Segundo fonte oficial da Everjets, que inicialmente optou por não responder às perguntas do PÚBLICO sobre a venda, o empresário de Braga comprou a empresa “em Fevereiro” e não tem qualquer relação com o concurso para operar os Kamov, que decorreu enquanto a Everjets estava formalmente nas mãos do empresário Pedro Silva, líder do grupo Ricon. A mesma fonte não soube precisar, contudo, quando se iniciaram as negociações e se as mesmas começaram antes ou depois de a empresa saber que tinha ganho o negócio.

Este concurso está a ser investigado no âmbito de um inquérito dirigido pelo Departamento Central de Investigação e Acção Penal, que conta com o apoio da Unidade Nacional de Combate à Corrupção da Polícia Judiciária. Na origem da suspeita está um email que o ex-ministro da Administração Interna, Miguel Macedo, terá enviado ao seu antigo sócio Jaime Gomes — ambos arguidos no processo — com o caderno de encargos do concurso público internacional, semanas antes da publicação do anúncio, em Julho do ano passado.

No final de Agosto, foram recebidas quatro propostas, tendo a Everjets ganho por ter apresentado o valor mais baixo: 46.077.120 euros. A proposta foi adjudicada em 22 de Dezembro do ano passado e assinada a 6 de Fevereiro deste ano, uns dias antes de Domingos Névoa ter comprado a empresa. A compra aconteceu entre 1 e 3 de Fevereiro.

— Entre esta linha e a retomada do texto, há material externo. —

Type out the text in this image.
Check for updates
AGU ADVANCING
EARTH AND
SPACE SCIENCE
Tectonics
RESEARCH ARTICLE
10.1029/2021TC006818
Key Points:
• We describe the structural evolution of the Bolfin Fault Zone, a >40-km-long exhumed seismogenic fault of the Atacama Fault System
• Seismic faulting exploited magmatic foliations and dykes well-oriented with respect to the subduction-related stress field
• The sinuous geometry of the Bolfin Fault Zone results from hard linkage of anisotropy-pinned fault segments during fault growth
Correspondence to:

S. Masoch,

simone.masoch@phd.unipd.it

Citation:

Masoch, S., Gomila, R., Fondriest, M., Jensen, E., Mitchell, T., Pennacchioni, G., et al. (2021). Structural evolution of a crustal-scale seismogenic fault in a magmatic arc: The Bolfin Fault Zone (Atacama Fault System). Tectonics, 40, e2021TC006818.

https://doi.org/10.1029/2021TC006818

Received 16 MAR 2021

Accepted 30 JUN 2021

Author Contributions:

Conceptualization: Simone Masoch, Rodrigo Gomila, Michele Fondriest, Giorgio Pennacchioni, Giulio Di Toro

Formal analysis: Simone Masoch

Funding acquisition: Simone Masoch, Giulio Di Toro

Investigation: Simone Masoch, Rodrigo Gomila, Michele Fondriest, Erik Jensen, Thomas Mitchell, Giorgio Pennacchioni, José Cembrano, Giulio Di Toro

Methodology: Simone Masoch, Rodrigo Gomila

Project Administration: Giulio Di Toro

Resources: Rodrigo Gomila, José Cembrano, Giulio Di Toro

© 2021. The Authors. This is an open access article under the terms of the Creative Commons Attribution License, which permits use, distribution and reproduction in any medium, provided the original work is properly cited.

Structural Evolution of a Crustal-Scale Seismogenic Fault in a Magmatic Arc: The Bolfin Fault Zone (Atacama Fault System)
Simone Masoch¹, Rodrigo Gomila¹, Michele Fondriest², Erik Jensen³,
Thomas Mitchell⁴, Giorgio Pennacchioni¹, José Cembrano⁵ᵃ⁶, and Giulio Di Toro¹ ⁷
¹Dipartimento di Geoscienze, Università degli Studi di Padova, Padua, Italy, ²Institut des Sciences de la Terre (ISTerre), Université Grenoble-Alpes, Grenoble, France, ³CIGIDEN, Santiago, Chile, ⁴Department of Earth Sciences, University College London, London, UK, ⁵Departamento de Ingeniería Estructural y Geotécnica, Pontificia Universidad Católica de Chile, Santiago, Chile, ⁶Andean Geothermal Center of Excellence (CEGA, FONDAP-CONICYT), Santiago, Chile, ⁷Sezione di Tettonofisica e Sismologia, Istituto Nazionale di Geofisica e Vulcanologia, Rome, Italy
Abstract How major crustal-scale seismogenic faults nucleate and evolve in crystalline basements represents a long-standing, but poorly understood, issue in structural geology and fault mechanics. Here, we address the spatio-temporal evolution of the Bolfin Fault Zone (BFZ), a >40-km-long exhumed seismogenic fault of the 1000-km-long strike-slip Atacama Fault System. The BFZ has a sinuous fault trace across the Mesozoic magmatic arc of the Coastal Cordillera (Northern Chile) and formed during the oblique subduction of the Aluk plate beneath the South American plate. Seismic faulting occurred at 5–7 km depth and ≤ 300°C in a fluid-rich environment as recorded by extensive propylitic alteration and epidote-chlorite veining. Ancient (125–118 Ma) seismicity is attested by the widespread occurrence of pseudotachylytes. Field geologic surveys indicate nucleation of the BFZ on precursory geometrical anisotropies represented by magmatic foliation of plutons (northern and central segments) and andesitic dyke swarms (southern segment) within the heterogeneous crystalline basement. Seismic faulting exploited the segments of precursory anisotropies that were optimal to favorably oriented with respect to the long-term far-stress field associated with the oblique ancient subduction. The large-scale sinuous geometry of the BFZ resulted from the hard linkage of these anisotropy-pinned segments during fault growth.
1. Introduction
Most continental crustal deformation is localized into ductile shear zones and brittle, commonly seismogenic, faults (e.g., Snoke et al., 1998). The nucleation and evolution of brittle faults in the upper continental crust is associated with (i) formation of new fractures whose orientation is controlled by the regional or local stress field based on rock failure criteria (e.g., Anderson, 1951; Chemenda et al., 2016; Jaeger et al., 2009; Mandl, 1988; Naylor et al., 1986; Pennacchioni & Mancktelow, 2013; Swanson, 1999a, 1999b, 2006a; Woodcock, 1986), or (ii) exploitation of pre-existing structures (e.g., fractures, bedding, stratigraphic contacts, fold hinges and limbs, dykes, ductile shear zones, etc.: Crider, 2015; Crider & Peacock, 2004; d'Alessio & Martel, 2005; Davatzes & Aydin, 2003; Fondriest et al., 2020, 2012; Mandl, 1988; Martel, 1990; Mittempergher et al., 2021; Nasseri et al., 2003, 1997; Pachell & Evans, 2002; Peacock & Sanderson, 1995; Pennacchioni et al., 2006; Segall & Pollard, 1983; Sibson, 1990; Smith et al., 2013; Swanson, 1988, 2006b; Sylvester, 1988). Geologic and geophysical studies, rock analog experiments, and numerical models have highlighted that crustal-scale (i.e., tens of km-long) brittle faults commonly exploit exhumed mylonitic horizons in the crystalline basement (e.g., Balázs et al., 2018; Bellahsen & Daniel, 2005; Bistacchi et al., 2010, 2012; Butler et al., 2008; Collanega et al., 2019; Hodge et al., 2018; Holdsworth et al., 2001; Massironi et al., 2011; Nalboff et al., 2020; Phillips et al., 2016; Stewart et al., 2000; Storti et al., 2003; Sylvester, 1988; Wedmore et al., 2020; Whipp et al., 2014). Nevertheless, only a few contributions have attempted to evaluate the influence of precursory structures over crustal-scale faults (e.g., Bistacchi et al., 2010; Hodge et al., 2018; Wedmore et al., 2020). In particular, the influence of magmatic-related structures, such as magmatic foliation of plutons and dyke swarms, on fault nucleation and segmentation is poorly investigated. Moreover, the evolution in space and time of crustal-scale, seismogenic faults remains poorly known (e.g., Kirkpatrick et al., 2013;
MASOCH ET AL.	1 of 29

Na altura vários concorrentes estranharam o comportamento dos responsáveis da empresa, já que estes não chegaram a levantar o caderno de encargos do concurso, não foram inspeccionar os aparelhos que queriam operar, nem tiveram qualquer dúvida sobre as regras do concurso.

Fonte oficial da Everjets não nega nenhum desses factos, mas sublinha que a empresa não levantou o caderno de encargos para não alertar a concorrência, tendo tido conhecimento das regras de concurso através de um terceiro. Quanto ao facto de não terem inspeccionado antecipadamente os Kamov e de não terem feito perguntas (houve candidatos que fizeram mais de 100), fonte oficial da empresa diz que não estavam obrigados a isso. “A Everjets cumpriu a lei e os termos do concurso”, realça a fonte oficial.

A mesma fonte garantiu que nenhum profissional ou responsável ligado à empresa foi constituído arguido ou sequer ouvido no âmbito da investigação dos vistos gold, que deverá ter acusação até ao final desta semana, para evitar que o antigo presidente do Instituto dos Registo e Notariado, António Figueiredo, o único arguido que ainda está detido preventivamente, seja libertado. Figueiredo foi colocado em prisão preventiva em Novembro do ano passado, tendo passado para prisão domiciliária na passada sexta-feira.

Segundo o portal das publicações on-line de actos societários, o empresário Pedro Silva renunciou ao cargo de presidente do conselho de administração da Everjets a 3 de Fevereiro, três dias antes da assinatura do contrato com a ANPC. O filho de Domingos Névoa, Bruno Névoa, foi nomeado no dia 4 para integrar a administração, tendo o genro de Névoa, Ricardo Dias, piloto da empresa, assumido a vice-presidência a 5 de Janeiro, cerca de duas semanas depois de o negócio de 46 milhões ter sido adjudicado à empresa.

O PÚBLICO tentou, insistentemente, contactar Domingos Névoa sem sucesso. Pedro Silva atendeu o telefone, mas alegou estar ocupado no momento e não voltou a atender.

A venda da Everjets foi mantida em segredo até agora, só tendo fonte da empresa aceitado falar sobre esse assunto depois de o PÚBLICO a ter confrontado com informações oficiais registadas no portal do Ministério da Justiça. No site do grupo Ricon, que anteriormente detinha a Everjets, a empresa ainda aparece como se fosse do grupo.

Recorde-se que Domingos Névoa foi condenado por corrupção activa por ter oferecido ao então vereador José Sá Fernandes, através do seu irmão, 200 mil euros para este desistir de uma acção popular que tentava travar o negócio de permuta, com a Câmara de Lisboa, de terrenos da Feira Popular com os do Parque Mayer. Os juízes conselheiros condenaram o empresário a uma pena de cinco meses de prisão que poderia ser suspensa mediante o pagamento de 200 mil euros. O empresário acabou por não cumprir qualquer pena ou fazer qualquer pagamento porque o processo prescreveu.